The Bulldog was all dark wood and neon and smelled of piss and vinegar and the
morning
after. There was no stage, no PA, and no room. The place was packed and sweaty
before the band played a single note. The crowd droning like worker bees,
alive with the warmth of alcohol's first light. It was the sort of place
that would've been packed either way.
When moe. played, the crowd jumped and swayed,hot and bothered, glasses
clinking bottles smashing, hollering for more. And the more they yelled, the
louder and more frenetically the band beat their instruments. The band sounded
like shit but nobody cared. At some point during the 2nd set,after a lengthy
"Dr.Graffenburg" disco orgy, the band began playing the traditional Hebrew song,
"Hava Nagila." The drunken mass jumped up and down, swayed to and fro, ebbed and
flowed, all the while under the influence of some force apparently greater
than gravity, eventually growing into some sort of uninformed mosh pit. And
degraded as all drunken mosh pits do, into a sloppy brawl. The band kept
on playing and the fighting grew more and more intense.

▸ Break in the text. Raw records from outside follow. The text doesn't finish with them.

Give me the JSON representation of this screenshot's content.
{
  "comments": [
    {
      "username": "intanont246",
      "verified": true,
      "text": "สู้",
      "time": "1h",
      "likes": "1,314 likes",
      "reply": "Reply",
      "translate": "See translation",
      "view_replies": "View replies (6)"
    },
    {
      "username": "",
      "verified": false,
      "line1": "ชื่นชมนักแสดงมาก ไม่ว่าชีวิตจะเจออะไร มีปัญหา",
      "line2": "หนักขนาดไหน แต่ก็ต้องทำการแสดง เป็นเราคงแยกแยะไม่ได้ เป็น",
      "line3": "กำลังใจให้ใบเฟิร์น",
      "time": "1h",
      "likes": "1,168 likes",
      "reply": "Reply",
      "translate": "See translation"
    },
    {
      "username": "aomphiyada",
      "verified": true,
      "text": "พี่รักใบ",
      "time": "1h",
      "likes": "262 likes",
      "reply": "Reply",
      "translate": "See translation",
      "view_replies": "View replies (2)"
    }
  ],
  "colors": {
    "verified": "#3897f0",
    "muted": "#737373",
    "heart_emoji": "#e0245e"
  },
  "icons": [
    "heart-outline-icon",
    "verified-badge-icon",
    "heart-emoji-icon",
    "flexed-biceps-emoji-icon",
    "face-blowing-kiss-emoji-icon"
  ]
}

The blood splattered and the band stopped.
The fight was broken up. Everyone dazed and guiltily amused.
The band slowly and calmly eased back into the tune with some trepidation.
Everyone danced with the same sort of trepidation, watching out of the corners
of eyes, on edge as if it were a game of musical chairs and at any minute some
friend would steal their seat. The music grew with intensity, as did the
dancing. It was less than a minute before the fighting broke out again. And
then the whole thing happened again before the band finally gave up and just
started "Long Island Girls." Who would've guessed that a festive song
of weddings and bar mitzvahs centuries-old would incite such mayhem. This, a
song that reeks of herring and smoked lox, chairs aloft, and dancers doing mad
Horas, aunts and uncles a little tipsy on Manischewitz heavy malaga ending up a
drunken brawl.
Later that night during another jam, while lost in the music,
zoning out on the redlights of my effects pedals, I came to realize that
there was liquid pouring down on them. I raised my head slowly in disbelief,
expecting to find some well lit guy who'd lost all sense of balance spilling
his beer. To my surprise and disgust I was mistaken. He was well lit and had
lost
his sense of balance as well as decency. I raised my head slowly and then
time froze for a split hair of a nanosecond. There in his hands was not a
beer, but rather that one-eyed mole, all white and clammy, never seeing
the light of day and rightly so. The dude was pissing on my freaking pedals, in
the bar, in front of everybody, during our show, and I'm not even sure he knew.
Later that night we crashed at a frat house. I slept under a
ping pong table and was awakened at dawn by the sound of a babbling brook.
Much to my disappointment, someone was pissing on the floor next to my head.
Boy I sure do miss the good ol' days.